Logo RFID e privacy test per l’Internet of Things

Le applicazioni basate su tecnologia RFID, che sta per Radio Frequency Identification (RFID), consentono di tracciare il posizionamento degli oggetti sui quali sono collocati e hanno svariate applicazioni non solo nel settore della moda, ma anche per migliorare la gestione dei magazzini e prevenire furti per esempio durante il trasporto di prodotti. Sono utilizzati sempre più, ad esempio, anche nel settore bancario e nella sanità.

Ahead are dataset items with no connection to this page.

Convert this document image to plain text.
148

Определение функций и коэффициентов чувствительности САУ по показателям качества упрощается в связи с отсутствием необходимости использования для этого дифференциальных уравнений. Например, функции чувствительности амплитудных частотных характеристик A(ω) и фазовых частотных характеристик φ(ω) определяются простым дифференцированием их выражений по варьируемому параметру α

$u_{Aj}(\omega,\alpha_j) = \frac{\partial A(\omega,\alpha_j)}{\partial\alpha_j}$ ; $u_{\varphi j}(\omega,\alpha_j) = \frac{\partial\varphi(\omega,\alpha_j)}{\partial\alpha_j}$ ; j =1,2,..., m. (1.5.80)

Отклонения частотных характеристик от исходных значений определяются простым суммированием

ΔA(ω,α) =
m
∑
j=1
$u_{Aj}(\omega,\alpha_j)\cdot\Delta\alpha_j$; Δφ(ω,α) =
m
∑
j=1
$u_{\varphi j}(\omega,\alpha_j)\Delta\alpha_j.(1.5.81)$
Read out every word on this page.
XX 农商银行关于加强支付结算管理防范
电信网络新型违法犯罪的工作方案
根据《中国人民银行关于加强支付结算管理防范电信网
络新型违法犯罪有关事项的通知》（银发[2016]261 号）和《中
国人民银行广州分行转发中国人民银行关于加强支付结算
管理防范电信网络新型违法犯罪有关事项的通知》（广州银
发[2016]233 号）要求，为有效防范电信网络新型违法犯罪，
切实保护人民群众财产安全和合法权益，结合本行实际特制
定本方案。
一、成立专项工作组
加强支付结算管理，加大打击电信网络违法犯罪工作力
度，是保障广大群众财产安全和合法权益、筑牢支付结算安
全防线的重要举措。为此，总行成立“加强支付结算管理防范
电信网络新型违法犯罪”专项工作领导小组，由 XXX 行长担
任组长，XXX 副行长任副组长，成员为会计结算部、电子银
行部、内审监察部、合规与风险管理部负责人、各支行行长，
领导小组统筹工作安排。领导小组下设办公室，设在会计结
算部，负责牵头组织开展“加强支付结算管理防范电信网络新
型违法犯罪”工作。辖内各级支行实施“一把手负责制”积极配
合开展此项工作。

Tali circostanze hanno portato alla creazione di un mercato delle applicazioni RFID da 9,2 miliardi di dollari nel 2014, mercato che è destinato ad aumentare notevolmente con l’implementazione di tali oggetti nel settore dell’Internet of Things a sua volta capace di generare, dicono recenti ricerche, 7,1 trilioni di dollari di vendite entro il 2020. Le applicazioni RFID potranno, ad esempio, essere utilizzate con i cosiddetti “frigoriferi intelligenti” in grado di leggere i prodotti tramite un RFID applicato sugli stessi, determinare le provviste da acquistare analizzando le abitudini degli utenti e ordinarli al supermercato più conveniente di zona, anche (potenzialmente) mostrando delle pubblicità dei prodotti preferiti dell’utente.

RFIDTutto questo illustra un futuro per alcuni al momento avveniristico ma certamente non troppo lontano. Tuttavia, come già precedentemente discusso in questo articolo, tali tecnologie possono creare dei problemi in materia di conformità alla normativa privacy. Il trattamento dei dati degli utenti che avviene spesso a totale insaputa degli stessi ha attirato l’attenzione della Commissione europea che nel 2009 ha adottato una raccomandazione sulle applicazioni RFID.
E infatti i problemi di compliance che fino ad oggi hanno in qualche modo “limitato” la crescita dei dispositivi RFID hanno trovato una risposta con l’approvazione da parte del Comitato europeo di Normazione di standard tecnici relativi al logo da apporre su oggetti sui quali è stata posizionata una applicazione RFID, e un test di valutazione della conformità dell’applicazione RFID alla normativa sul trattamento dei dati personali.
Il logo RFID consentirà agli utenti di essere informati della presenza di applicazioni RFID, appunto, e tramite un punto di contatto apposto sugli stessi, di accedere ad una informativa privacy dove per esempio saranno informati se i dati relativi al luogo in cui si trova l’oggetto siano monitorati.

Ma la più grande innovazione a mio giudizio è data dalla adozione di un test circa la conformità dell’applicazione alla normativa privacy. Questa innovazione qualora estesa anche ad altri settori dell’Internet of Things, consentirà di garantire la conformità della tecnologia di volta in volta utilizzata con la normativa in materia di trattamento dei dati personali applicabile.
E infatti le difficoltà che emergono con le applicazioni dell’Internet of Things sono date dalla circostanza che, in mancanza di un quadro normativo volto a regolare questo fenomeno, bisogna basarsi solo su tecnologie simili e oggetto di precedenti decisioni o sulla base dei principi generali. Questo problema invece non sussisterebbe più qualora le piattaforme dell’Internet of Things potessero essere certificate da un soggetto terzo indipendente rispetto, ad esempio, alle misure di sicurezza richieste dal Garante per il trattamento dei dati personali.

Vedremo gli sviluppi nel settore ma certamente questa innovazione relativa all’RFID rappresenta un cambiamento importante anche per l’Internet of Things. E un altro passo in avanti verso l’innovazione nel settore è data dalla consultazione che l’Autorità per le Garanzie nelle Comunicazioni ha appena lanciato in merito sui servizi Machine to Machine che rappresentano una parte rilevante dell’Internet of Things. Tramite questa consultazione, Agcom ha chiesto all’intera industry, tramite un dettagliato questionario, come può esso incoraggiare la crescita del settore. Un’opportunità, questa, importante per tutto il settore.